Direct Measurement in Streams

  • Directly measuring discharge involves measuring:
    • Velocity of water flow and channel morphology.
  • Conceptualization of stream cross section for calculations:
    • Breakdown of stream into small sections for total discharge estimation.
    • Measurements taken at various depths to ensure mean velocity is captured.
  • Measurement example:
    • At 60% of depth captures mean velocity effectively due to variations in flow speed across the vertical profile.

Solute Dilution Methods

  • Purpose: Estimate discharge when direct measurements are impractical.
  • Plateau Release Method:
    • A non-reactive tracer (e.g., salt) is introduced at a constant rate.
    • Measure concentration downstream to estimate discharge.
    • Example:
    • Inject 100 mg/L at 50 mL/min; after reaching plateau, concentration measured at 40 mg/L downstream leads to discharge calculations based on dilution.
    • Assumptions include constant discharge during the measurement period.
  • Pulse Release Method:
    • Introduce a surge of tracer into the stream instead of a constant rate.
    • Monitor concentration changes over time to estimate discharge.
    • Suitable for times with minimal discharge changes to ensure accuracy.

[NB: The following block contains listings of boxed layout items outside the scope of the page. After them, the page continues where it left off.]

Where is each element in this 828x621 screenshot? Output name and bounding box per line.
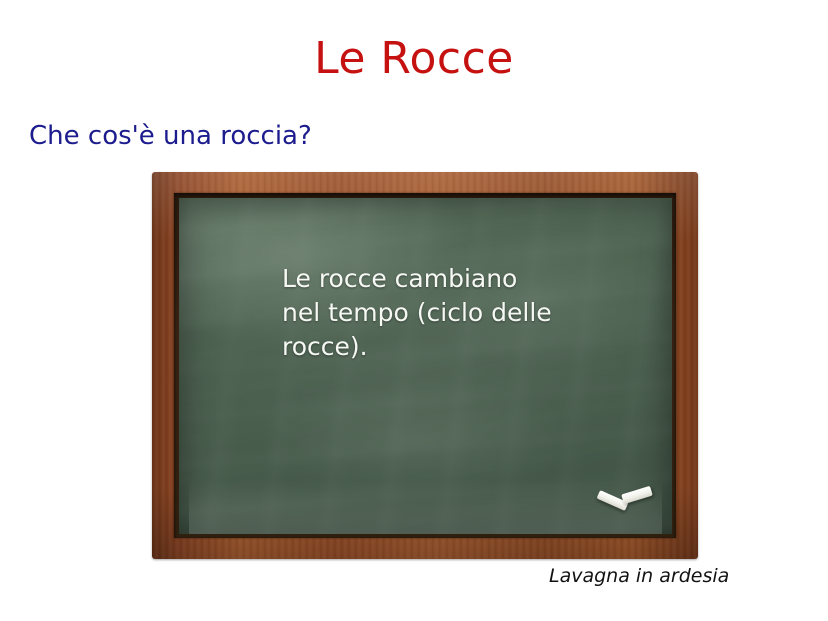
slide-canvas: Le Rocce Che cos'è una roccia? Le rocce … [0, 0, 828, 621]
page-title: Le Rocce [0, 33, 828, 85]
figure-caption: Lavagna in ardesia [549, 564, 729, 588]
blackboard-chalk-text: Le rocce cambiano nel tempo (ciclo delle… [282, 262, 612, 364]
blackboard-inner-bevel: Le rocce cambiano nel tempo (ciclo delle… [174, 193, 676, 538]
chalk-smudge-texture [179, 198, 672, 534]
chalk-stick-icon [621, 486, 653, 504]
blackboard-slate-surface: Le rocce cambiano nel tempo (ciclo delle… [179, 198, 672, 534]
chalk-dust-band [189, 480, 662, 534]
chalk-sticks-group [597, 486, 657, 526]
blackboard-figure: Le rocce cambiano nel tempo (ciclo delle… [152, 172, 698, 559]
slide-subtitle-question: Che cos'è una roccia? [29, 120, 312, 152]
blackboard-wooden-frame: Le rocce cambiano nel tempo (ciclo delle… [152, 172, 698, 559]
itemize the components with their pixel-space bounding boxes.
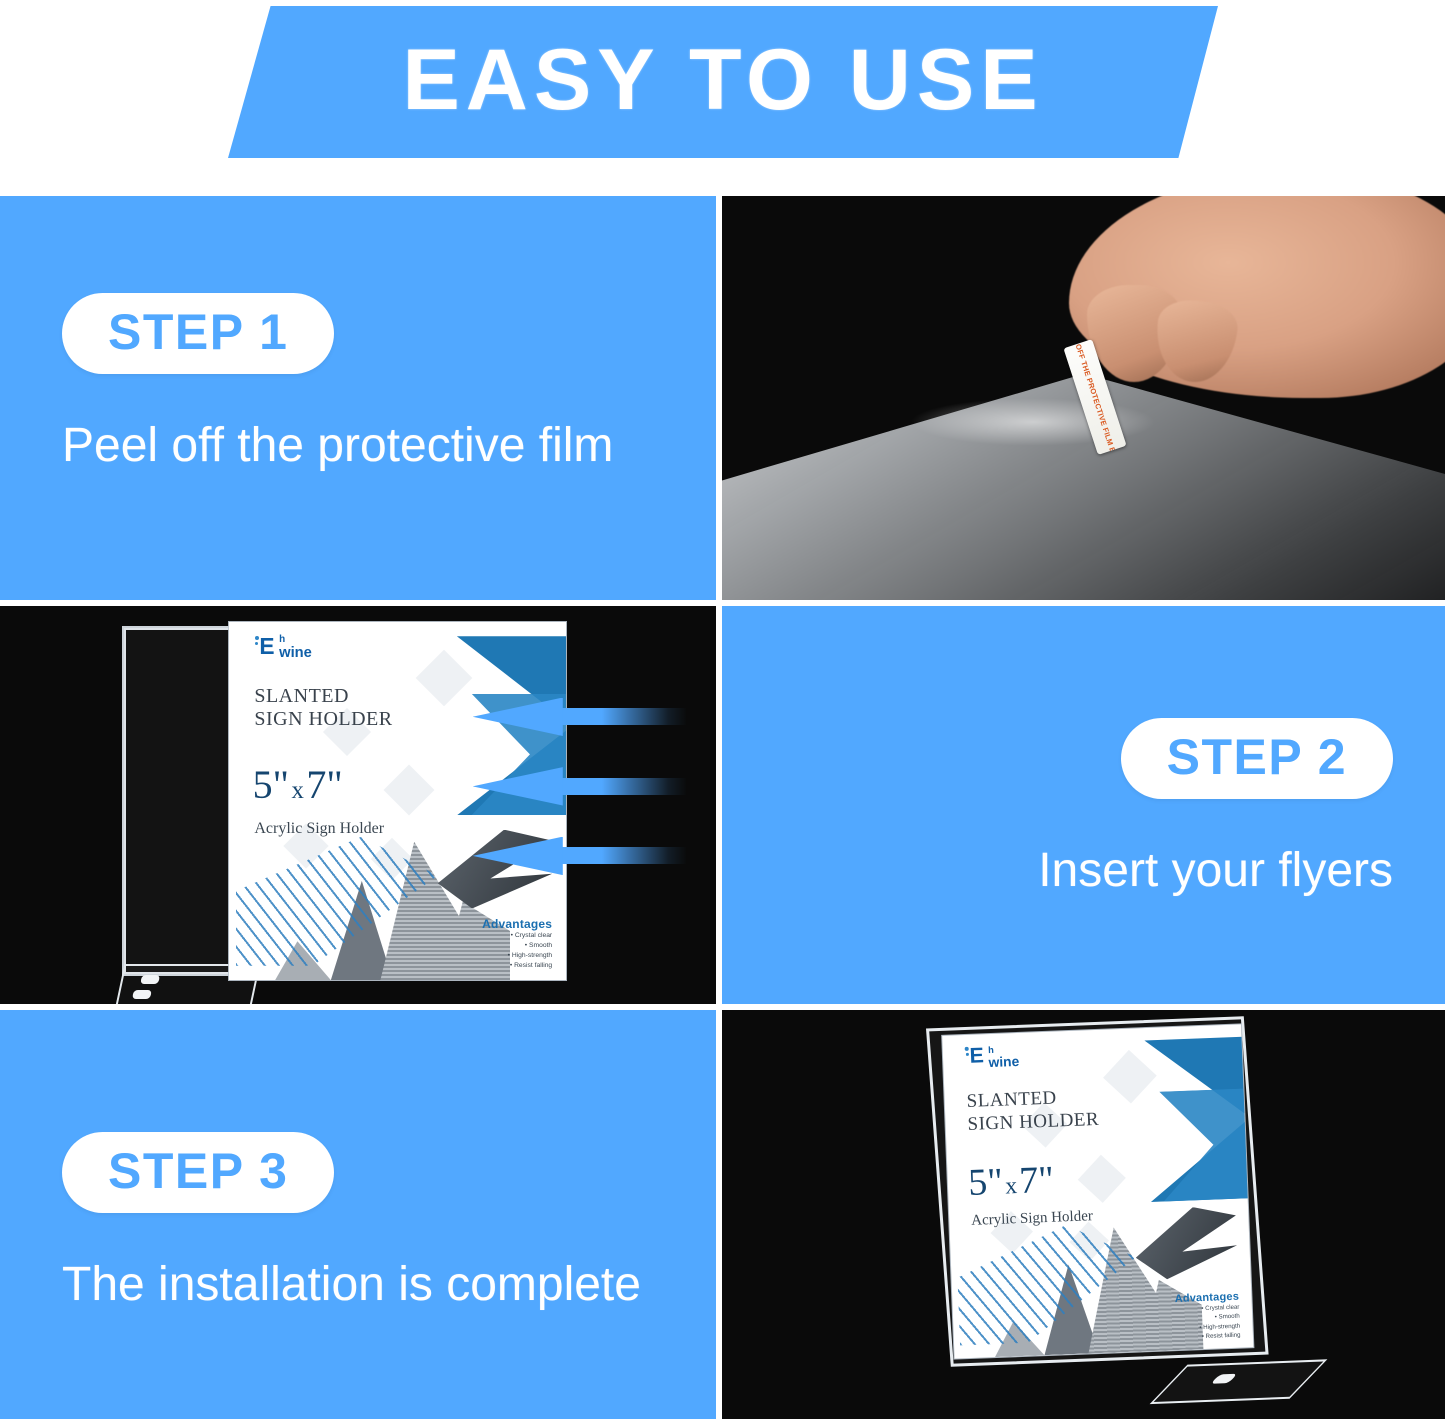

Other Methods of Discharge Measurement

Weirs

  • Definition: Structures to measure flow rate, e.g., v-notch weirs.
  • Relationship between water height and discharge can be established empirically.
  • Advantages:
    • Simple relationship for continuous discharge measurement.

Stream Gauges

  • Institutional standards (like USGS) for estimating discharge.
  • Use rating curves to relate water height at gauging stations to discharge.
  • Importance of regular updates to rating curves due to dynamic channel conditions.

Acoustic Doppler Technology

  • Emerging technology for estimating discharge using acoustic Doppler current profilers.
  • Provides simultaneous depth and velocity measurements across a stream channel.
  • Advantages include integrated measures and greater accuracy during flow changes.

Estimation Techniques for Discharge Without Gauging

  • Model based on precipitation inputs:
    • Assessing runoff based on land use (forest, urban, wetland).
    • Refined estimations of discharge based on known hydrology of the watershed.
  • Area-to-discharge relationships:
    • Use known discharge from gauged sites to estimate discharge in unmonitored areas.
    • Requires knowledge of watershed areas for accurate predictions.

Conclusion

  • Recap of various methods for estimating and measuring stream discharge.
  • Importance of understanding hydrologic concepts for ecological impacts and water management practices.